It is not uncommon for large auto dealership groups to put their stores on a common dealer management system. In fact, it is basically an unwritten rule.

It may be common, but moving every store to one DMS is not necessarily the best business move. The truth is, every DMS has a different cost-benefit ratio and it is not always one-size-fits-all.

So, why do the big guys do it? Simple: Legacy DMS providers tell dealers it is too hard to work with multiple systems. It does not make sense from a cost perspective. It is too time-consuming for dealership management to learn how to access reports. Employees will not be able to easily move from store to store because they will not understand how to use an unfamiliar DMS.

Of course, these providers also have a big stake in a dealer’s actions. If a dealer acquires a new rooftop and chooses to stick with the DMS that the store is currently using, the legacy provider loses out on that store’s business and exposes the group to a competitor’s product. This could ultimately lead to a loss of all of that dealership group’s business.

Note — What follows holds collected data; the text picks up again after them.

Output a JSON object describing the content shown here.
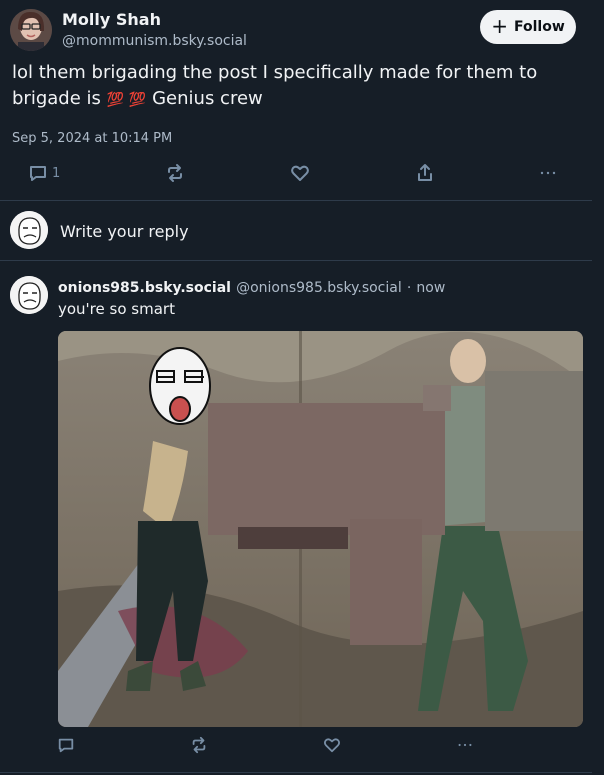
{
  "post": {
    "author_name": "Molly Shah",
    "author_handle": "@mommunism.bsky.social",
    "follow_label": "Follow",
    "text_line1": "lol them brigading the post I specifically made for them to",
    "text_line2_prefix": "brigade is",
    "text_line2_emoji": "💯 💯",
    "text_line2_suffix": "Genius crew",
    "timestamp": "Sep 5, 2024 at 10:14 PM",
    "reply_count": "1",
    "icons": [
      "reply-icon",
      "repost-icon",
      "like-icon",
      "share-icon",
      "more-icon"
    ]
  },
  "composer": {
    "placeholder": "Write your reply"
  },
  "reply": {
    "author_name": "onions985.bsky.social",
    "author_handle": "@onions985.bsky.social",
    "separator": "·",
    "time": "now",
    "text": "you're so smart"
  },
  "colors": {
    "background": "#161e27",
    "text": "#f1f3f5",
    "muted": "#aebbc9",
    "icon": "#788ea5",
    "divider": "#2e3b4a"
  }
}
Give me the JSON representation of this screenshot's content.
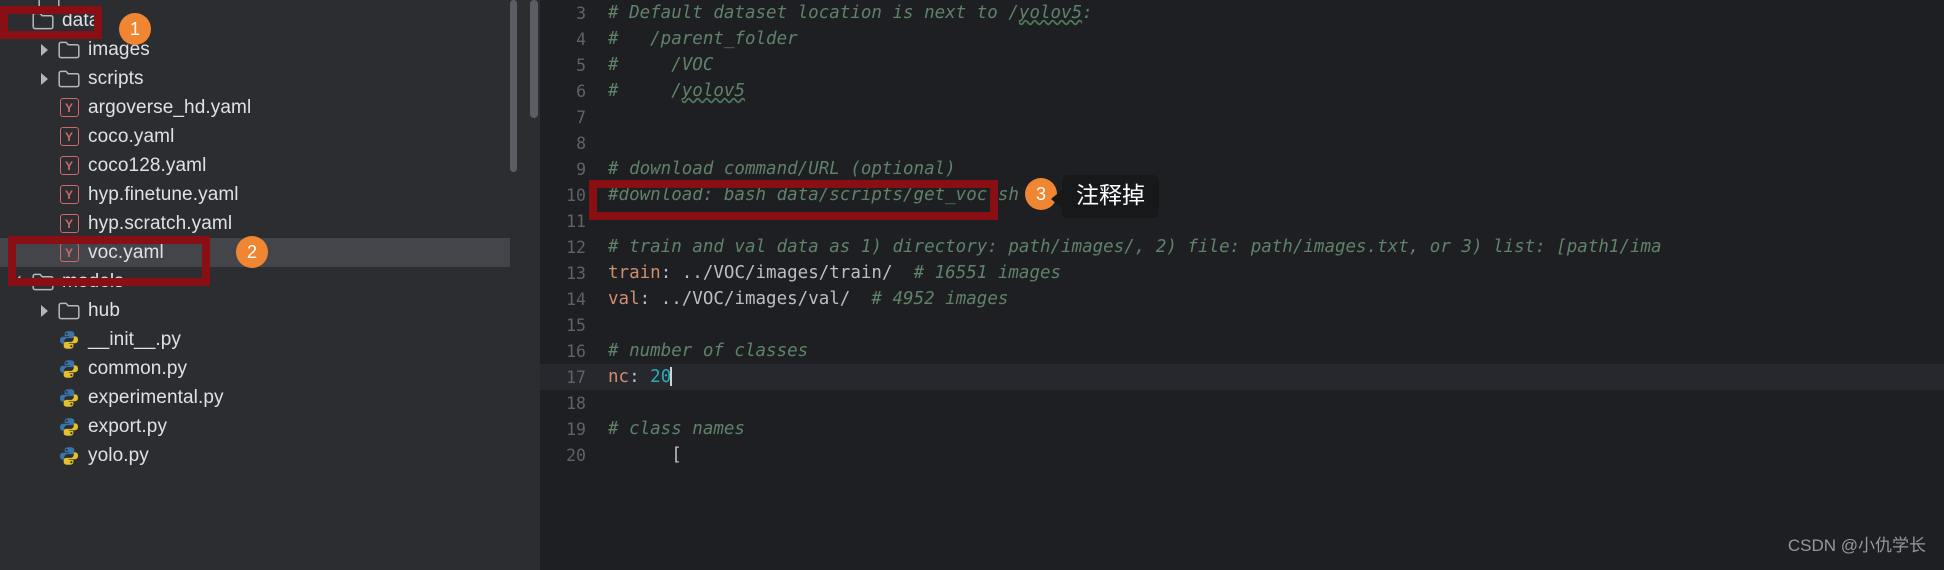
{
  "app": {
    "theme_bg": "#2b2d30",
    "editor_bg": "#1e1f22",
    "accent_orange": "#f08631",
    "annotation_red": "#8a0f14"
  },
  "sidebar": {
    "items": [
      {
        "label": "data",
        "icon": "folder-icon",
        "indent": 0,
        "expanded": true,
        "has_chevron": false,
        "partial_top": false
      },
      {
        "label": "images",
        "icon": "folder-icon",
        "indent": 1,
        "expanded": false,
        "has_chevron": true,
        "partial_top": false
      },
      {
        "label": "scripts",
        "icon": "folder-icon",
        "indent": 1,
        "expanded": false,
        "has_chevron": true,
        "partial_top": false
      },
      {
        "label": "argoverse_hd.yaml",
        "icon": "yaml-file-icon",
        "indent": 1,
        "expanded": false,
        "has_chevron": false,
        "partial_top": false
      },
      {
        "label": "coco.yaml",
        "icon": "yaml-file-icon",
        "indent": 1,
        "expanded": false,
        "has_chevron": false,
        "partial_top": false
      },
      {
        "label": "coco128.yaml",
        "icon": "yaml-file-icon",
        "indent": 1,
        "expanded": false,
        "has_chevron": false,
        "partial_top": false
      },
      {
        "label": "hyp.finetune.yaml",
        "icon": "yaml-file-icon",
        "indent": 1,
        "expanded": false,
        "has_chevron": false,
        "partial_top": false
      },
      {
        "label": "hyp.scratch.yaml",
        "icon": "yaml-file-icon",
        "indent": 1,
        "expanded": false,
        "has_chevron": false,
        "partial_top": false
      },
      {
        "label": "voc.yaml",
        "icon": "yaml-file-icon",
        "indent": 1,
        "expanded": false,
        "has_chevron": false,
        "partial_top": false,
        "selected": true
      },
      {
        "label": "models",
        "icon": "folder-icon",
        "indent": 0,
        "expanded": true,
        "has_chevron": true,
        "partial_top": false
      },
      {
        "label": "hub",
        "icon": "folder-icon",
        "indent": 1,
        "expanded": false,
        "has_chevron": true,
        "partial_top": false
      },
      {
        "label": "__init__.py",
        "icon": "python-file-icon",
        "indent": 1,
        "expanded": false,
        "has_chevron": false,
        "partial_top": false
      },
      {
        "label": "common.py",
        "icon": "python-file-icon",
        "indent": 1,
        "expanded": false,
        "has_chevron": false,
        "partial_top": false
      },
      {
        "label": "experimental.py",
        "icon": "python-file-icon",
        "indent": 1,
        "expanded": false,
        "has_chevron": false,
        "partial_top": false
      },
      {
        "label": "export.py",
        "icon": "python-file-icon",
        "indent": 1,
        "expanded": false,
        "has_chevron": false,
        "partial_top": false
      },
      {
        "label": "yolo.py",
        "icon": "python-file-icon",
        "indent": 1,
        "expanded": false,
        "has_chevron": false,
        "partial_top": false
      }
    ]
  },
  "editor": {
    "language": "yaml",
    "current_line": 17,
    "lines": [
      {
        "n": "3",
        "tokens": [
          {
            "t": "cmt",
            "v": "# Default dataset location is next to /"
          },
          {
            "t": "cmt-squig",
            "v": "yolov5"
          },
          {
            "t": "cmt",
            "v": ":"
          }
        ]
      },
      {
        "n": "4",
        "tokens": [
          {
            "t": "cmt",
            "v": "#   /parent_folder"
          }
        ]
      },
      {
        "n": "5",
        "tokens": [
          {
            "t": "cmt",
            "v": "#     /VOC"
          }
        ]
      },
      {
        "n": "6",
        "tokens": [
          {
            "t": "cmt",
            "v": "#     /"
          },
          {
            "t": "cmt-squig",
            "v": "yolov5"
          }
        ]
      },
      {
        "n": "7",
        "tokens": []
      },
      {
        "n": "8",
        "tokens": []
      },
      {
        "n": "9",
        "tokens": [
          {
            "t": "cmt",
            "v": "# download command/URL (optional)"
          }
        ]
      },
      {
        "n": "10",
        "tokens": [
          {
            "t": "cmt",
            "v": "#download: bash data/scripts/get_voc.sh"
          }
        ]
      },
      {
        "n": "11",
        "tokens": []
      },
      {
        "n": "12",
        "tokens": [
          {
            "t": "cmt",
            "v": "# train and val data as 1) directory: path/images/, 2) file: path/images.txt, or 3) list: [path1/ima"
          }
        ]
      },
      {
        "n": "13",
        "tokens": [
          {
            "t": "key",
            "v": "train"
          },
          {
            "t": "plain",
            "v": ": "
          },
          {
            "t": "val",
            "v": "../VOC/images/train/"
          },
          {
            "t": "plain",
            "v": "  "
          },
          {
            "t": "cmt",
            "v": "# 16551 images"
          }
        ]
      },
      {
        "n": "14",
        "tokens": [
          {
            "t": "key",
            "v": "val"
          },
          {
            "t": "plain",
            "v": ": "
          },
          {
            "t": "val",
            "v": "../VOC/images/val/"
          },
          {
            "t": "plain",
            "v": "  "
          },
          {
            "t": "cmt",
            "v": "# 4952 images"
          }
        ]
      },
      {
        "n": "15",
        "tokens": []
      },
      {
        "n": "16",
        "tokens": [
          {
            "t": "cmt",
            "v": "# number of classes"
          }
        ]
      },
      {
        "n": "17",
        "tokens": [
          {
            "t": "key",
            "v": "nc"
          },
          {
            "t": "plain",
            "v": ": "
          },
          {
            "t": "num",
            "v": "20"
          },
          {
            "t": "caret",
            "v": ""
          }
        ]
      },
      {
        "n": "18",
        "tokens": []
      },
      {
        "n": "19",
        "tokens": [
          {
            "t": "cmt",
            "v": "# class names"
          }
        ]
      },
      {
        "n": "20",
        "tokens": [
          {
            "t": "plain",
            "v": "      ["
          }
        ]
      }
    ]
  },
  "annotations": {
    "badges": [
      {
        "id": "1",
        "label": "1"
      },
      {
        "id": "2",
        "label": "2"
      },
      {
        "id": "3",
        "label": "3"
      }
    ],
    "callout_3": "注释掉"
  },
  "watermark": "CSDN @小仇学长"
}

These messages persuade many owners to move new stores to the legacy provider they already know. But why? Staying with the current DMS provider can make the acquisition easier and more immediately profitable: less employee disruption and no conversion costs.

One large group I know well chose to keep multiple systems. It uses five different platforms for its 62 stores. The group’s steady expansion over the years has been anchored by the willingness to leverage the systems that work for them at each location as opposed to fitting square pegs into round holes.

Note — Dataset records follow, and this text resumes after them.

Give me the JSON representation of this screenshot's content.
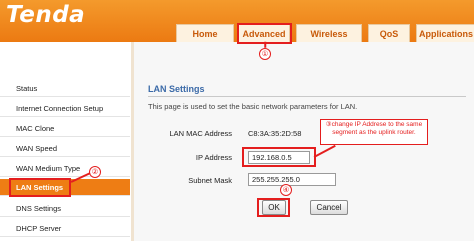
{
  "brand": {
    "logo": "Tenda"
  },
  "tabs": [
    {
      "label": "Home"
    },
    {
      "label": "Advanced"
    },
    {
      "label": "Wireless"
    },
    {
      "label": "QoS"
    },
    {
      "label": "Applications"
    }
  ],
  "sidebar": {
    "items": [
      {
        "label": "Status"
      },
      {
        "label": "Internet Connection Setup"
      },
      {
        "label": "MAC Clone"
      },
      {
        "label": "WAN Speed"
      },
      {
        "label": "WAN Medium Type"
      },
      {
        "label": "LAN Settings"
      },
      {
        "label": "DNS Settings"
      },
      {
        "label": "DHCP Server"
      }
    ]
  },
  "main": {
    "section_title": "LAN Settings",
    "description": "This page is used to set the basic network parameters for LAN.",
    "mac_label": "LAN MAC Address",
    "mac_value": "C8:3A:35:2D:58",
    "ip_label": "IP Address",
    "ip_value": "192.168.0.5",
    "subnet_label": "Subnet Mask",
    "subnet_value": "255.255.255.0",
    "ok_label": "OK",
    "cancel_label": "Cancel"
  },
  "annotations": {
    "step1": "①",
    "step2": "②",
    "step3_text": "③change IP Addrese to the same segment as the uplink router.",
    "step4": "④"
  },
  "colors": {
    "brand_orange": "#ec7a12",
    "active_menu": "#ee7d14",
    "annotation_red": "#e41e1e",
    "section_title": "#3b6aa8"
  }
}
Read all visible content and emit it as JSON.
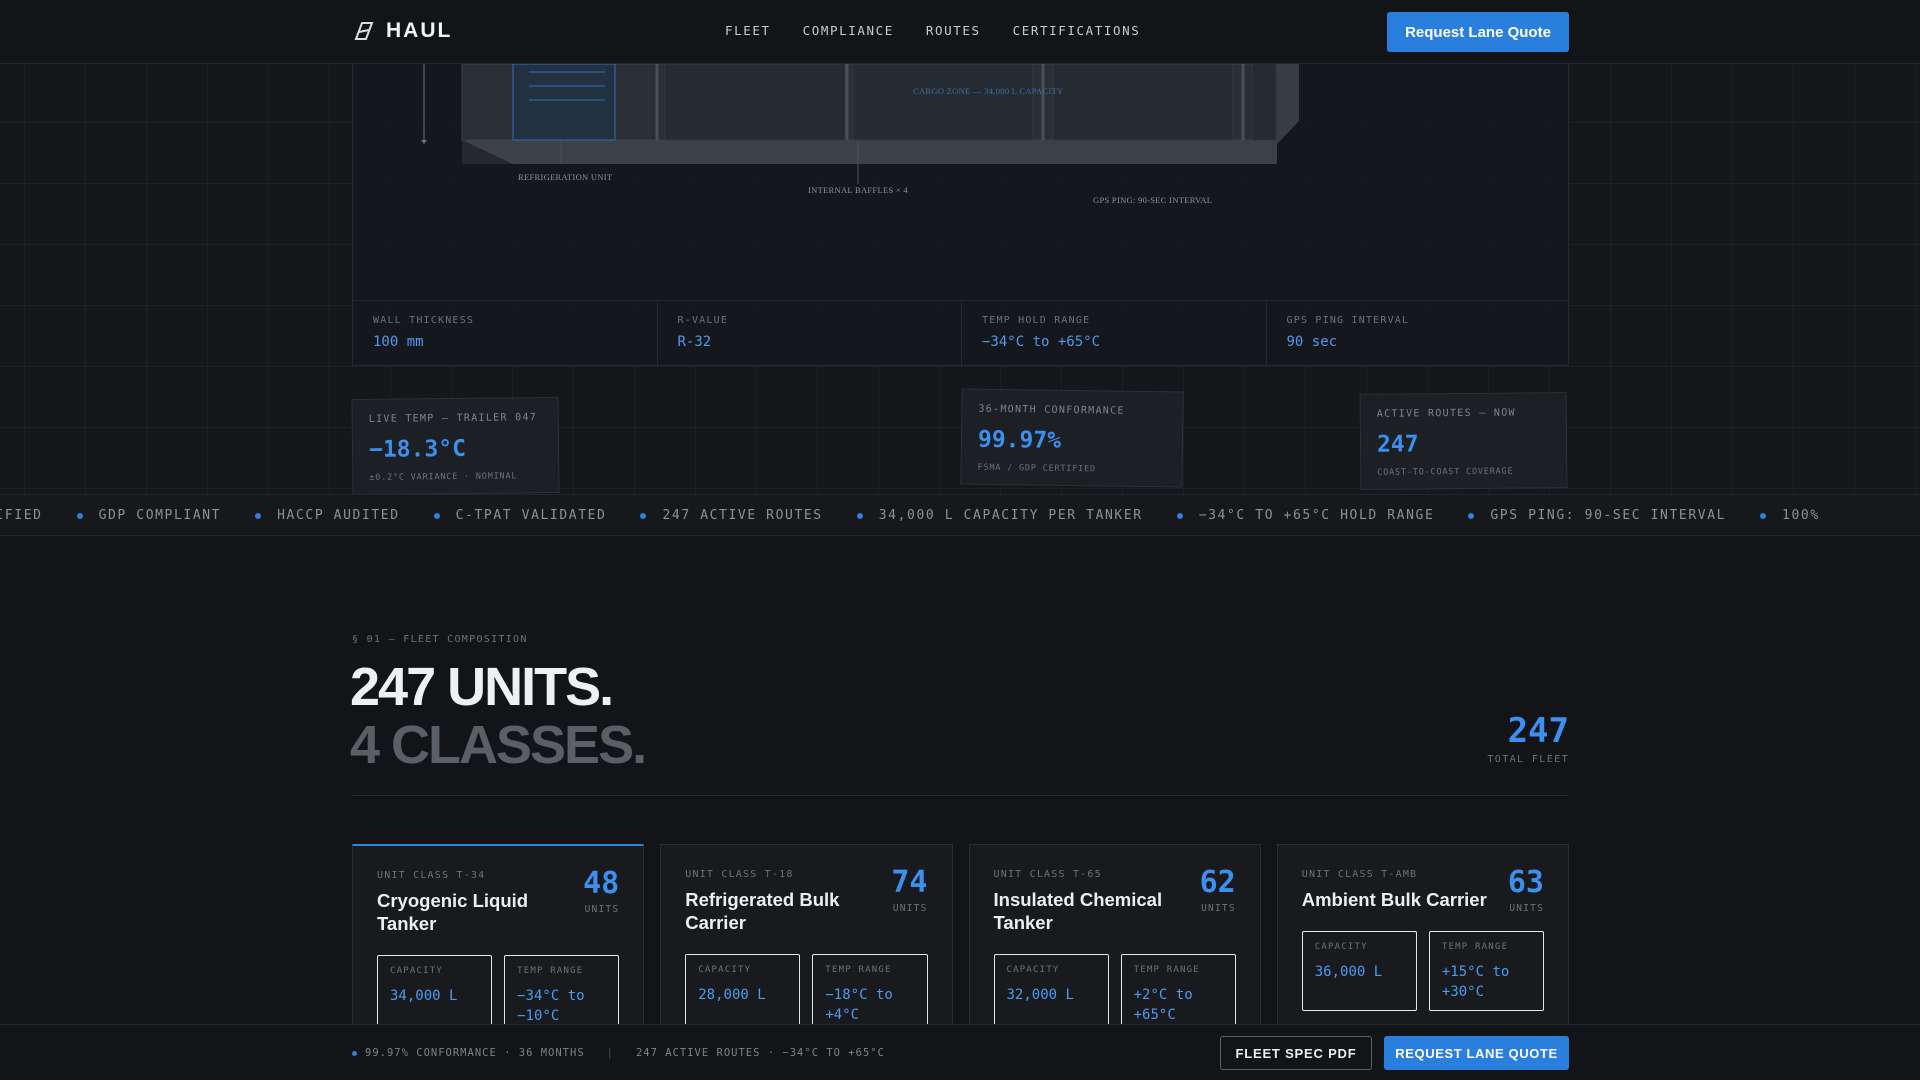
{
  "header": {
    "brand": "HAUL",
    "nav": [
      "FLEET",
      "COMPLIANCE",
      "ROUTES",
      "CERTIFICATIONS"
    ],
    "cta": "Request Lane Quote"
  },
  "schematic": {
    "labels": {
      "refrigeration": "REFRIGERATION UNIT",
      "baffles": "INTERNAL BAFFLES × 4",
      "gps": "GPS PING: 90-SEC INTERVAL",
      "cargo": "CARGO ZONE — 34,000 L CAPACITY"
    },
    "specs": [
      {
        "label": "WALL THICKNESS",
        "value": "100 mm"
      },
      {
        "label": "R-VALUE",
        "value": "R-32"
      },
      {
        "label": "TEMP HOLD RANGE",
        "value": "−34°C to +65°C"
      },
      {
        "label": "GPS PING INTERVAL",
        "value": "90 sec"
      }
    ]
  },
  "readouts": {
    "live_temp": {
      "label": "LIVE TEMP — TRAILER 047",
      "value": "−18.3°C",
      "sub": "±0.2°C VARIANCE · NOMINAL"
    },
    "conformance": {
      "label": "36-MONTH CONFORMANCE",
      "value": "99.97%",
      "sub": "FSMA / GDP CERTIFIED"
    },
    "routes": {
      "label": "ACTIVE ROUTES — NOW",
      "value": "247",
      "sub": "COAST-TO-COAST COVERAGE"
    }
  },
  "ticker": [
    "TIFIED",
    "GDP COMPLIANT",
    "HACCP AUDITED",
    "C-TPAT VALIDATED",
    "247 ACTIVE ROUTES",
    "34,000 L CAPACITY PER TANKER",
    "−34°C TO +65°C HOLD RANGE",
    "GPS PING: 90-SEC INTERVAL",
    "100%"
  ],
  "fleet": {
    "eyebrow": "§ 01 — FLEET COMPOSITION",
    "headline_1": "247 UNITS.",
    "headline_2": "4 CLASSES.",
    "total": "247",
    "total_label": "TOTAL FLEET",
    "units_label": "UNITS",
    "capacity_label": "CAPACITY",
    "temp_label": "TEMP RANGE",
    "cards": [
      {
        "class": "UNIT CLASS T-34",
        "title": "Cryogenic Liquid Tanker",
        "count": "48",
        "capacity": "34,000 L",
        "temp": "−34°C to −10°C"
      },
      {
        "class": "UNIT CLASS T-18",
        "title": "Refrigerated Bulk Carrier",
        "count": "74",
        "capacity": "28,000 L",
        "temp": "−18°C to +4°C"
      },
      {
        "class": "UNIT CLASS T-65",
        "title": "Insulated Chemical Tanker",
        "count": "62",
        "capacity": "32,000 L",
        "temp": "+2°C to +65°C"
      },
      {
        "class": "UNIT CLASS T-AMB",
        "title": "Ambient Bulk Carrier",
        "count": "63",
        "capacity": "36,000 L",
        "temp": "+15°C to +30°C"
      }
    ]
  },
  "bottom_bar": {
    "status_1": "99.97% CONFORMANCE · 36 MONTHS",
    "separator": "|",
    "status_2": "247 ACTIVE ROUTES · −34°C TO +65°C",
    "secondary_cta": "FLEET SPEC PDF",
    "primary_cta": "REQUEST LANE QUOTE"
  },
  "colors": {
    "accent": "#2a7fdc",
    "background": "#121418",
    "value_blue": "#4d9af0"
  }
}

A key to the large group’s success has been using a third-party management platform that is DMS-agnostic. All stores use the same document management platform so all accounting and scan data can be accessed across any store, regardless of DMS platform. This aids the corporate office with managing centrally.

Sticking with a DMS that is working for a store does mean management will have to learn how to pull reports from a new DMS. And employees may not be able to easily jump from store to store because of unfamiliarity with a system.

But the benefits of multiple providers are persuasive. When a dealer decides to keep a DMS in a store, employees do not have to be trained, so there is no slow-down in the processes taking place. This is a big factor when you consider that training employees with a different system can cost as much as $5,000 per seat because of productivity disruption while they are getting up to speed.

Keeping a system may also help dealers retain key employees. Consider a controller who has been with a store for 30 years. He or she may be very resistant to change and opt to retire in the face of learning a new system. Now a dealer has a new franchise with a gaping hole at the top of the management chain.

Retaining a DMS is also a low-stake, low-cost way to try out a new provider. The unfamiliar DMS may just suit a dealership better. A dealer can monitor and assess it in a real-world situation that is far better than a sales demonstration or a 90-day evaluation period. A dealer can also talk directly with employees who use it day in and day out to get honest feedback about the pros and cons.

This is a big advantage when you consider that sometimes a DMS switch simply does not work, as in the case of Hendrick Automotive. The dealership group announced a switch from Reynolds and Reynolds to CDK Global in 2016 but ended up calling off the deal and returning to Reynolds after converting only a few stores.